Die Vorschläge von Verkehrsstaatssekretär Enak Ferlemann zu einer grundlegenden Umstellung der Verkehrsfinanzierung stoßen in der ÖPNV-nahen Szene überwiegend auf Skepsis (Rail Business 6. März, Seite 1). Echte Gegenentwürfe gibt es aber auch nicht. Das wurde bei einem Fachgespräch der Grünen-Bundestagsfraktion am vergangenen Freitag in Berlin deutlich.

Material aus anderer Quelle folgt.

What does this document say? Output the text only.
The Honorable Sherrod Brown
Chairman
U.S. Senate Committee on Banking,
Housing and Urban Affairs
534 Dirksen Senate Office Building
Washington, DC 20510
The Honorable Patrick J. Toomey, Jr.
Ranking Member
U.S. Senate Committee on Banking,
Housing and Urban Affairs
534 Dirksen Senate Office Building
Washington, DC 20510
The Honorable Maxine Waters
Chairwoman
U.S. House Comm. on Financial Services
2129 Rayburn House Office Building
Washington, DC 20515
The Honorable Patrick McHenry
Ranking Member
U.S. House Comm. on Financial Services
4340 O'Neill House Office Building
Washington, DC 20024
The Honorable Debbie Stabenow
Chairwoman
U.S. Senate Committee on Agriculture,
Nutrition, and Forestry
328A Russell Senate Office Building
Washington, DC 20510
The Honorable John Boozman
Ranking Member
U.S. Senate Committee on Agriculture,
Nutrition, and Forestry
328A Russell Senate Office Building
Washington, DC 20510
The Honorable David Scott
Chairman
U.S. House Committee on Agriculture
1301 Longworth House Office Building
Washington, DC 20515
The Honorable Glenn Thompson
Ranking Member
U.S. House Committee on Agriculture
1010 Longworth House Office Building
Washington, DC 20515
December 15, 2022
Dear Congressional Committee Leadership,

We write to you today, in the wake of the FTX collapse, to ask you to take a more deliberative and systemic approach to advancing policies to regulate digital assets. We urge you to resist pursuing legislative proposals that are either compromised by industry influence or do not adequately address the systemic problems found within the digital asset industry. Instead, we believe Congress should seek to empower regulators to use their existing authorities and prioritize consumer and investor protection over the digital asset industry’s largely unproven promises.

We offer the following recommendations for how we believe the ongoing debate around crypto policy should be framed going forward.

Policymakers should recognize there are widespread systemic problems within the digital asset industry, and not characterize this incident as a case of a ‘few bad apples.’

Grüne wollen Regionalisierungsmittel vor die Klammer ziehen
Die zeitlichen Eckdaten für die Neuordnung der Bund-Länder-Finanzbeziehungen (Föderalismusreform III) skizzierte die Grünen-Finanzpolitikern Anja Hajduk: Bis zum 18. Juni sollen Leitpunkte vorliegen. Dies sei der spätestmögliche Termin, weil die Umsetzung sonst zeitlich zu sehr in die Nähe der drei Landtagswahlen im März 2016 rückt. Derzeit liefen die Gespräche zwischen der Bundesregierung und den Ländern. Sie plädierte dafür, die vom Bundestag am Donnerstag verabschiedete einjährige Verlängerung des Regionalisierungsgesetzes zum Gegenstand eines Vermittlungsverfahrens zu machen, um so die dauerhafte Neuregelung der Regionalisierungsmittel „vor die Klammer“ der Föderalismusreform III zu ziehen.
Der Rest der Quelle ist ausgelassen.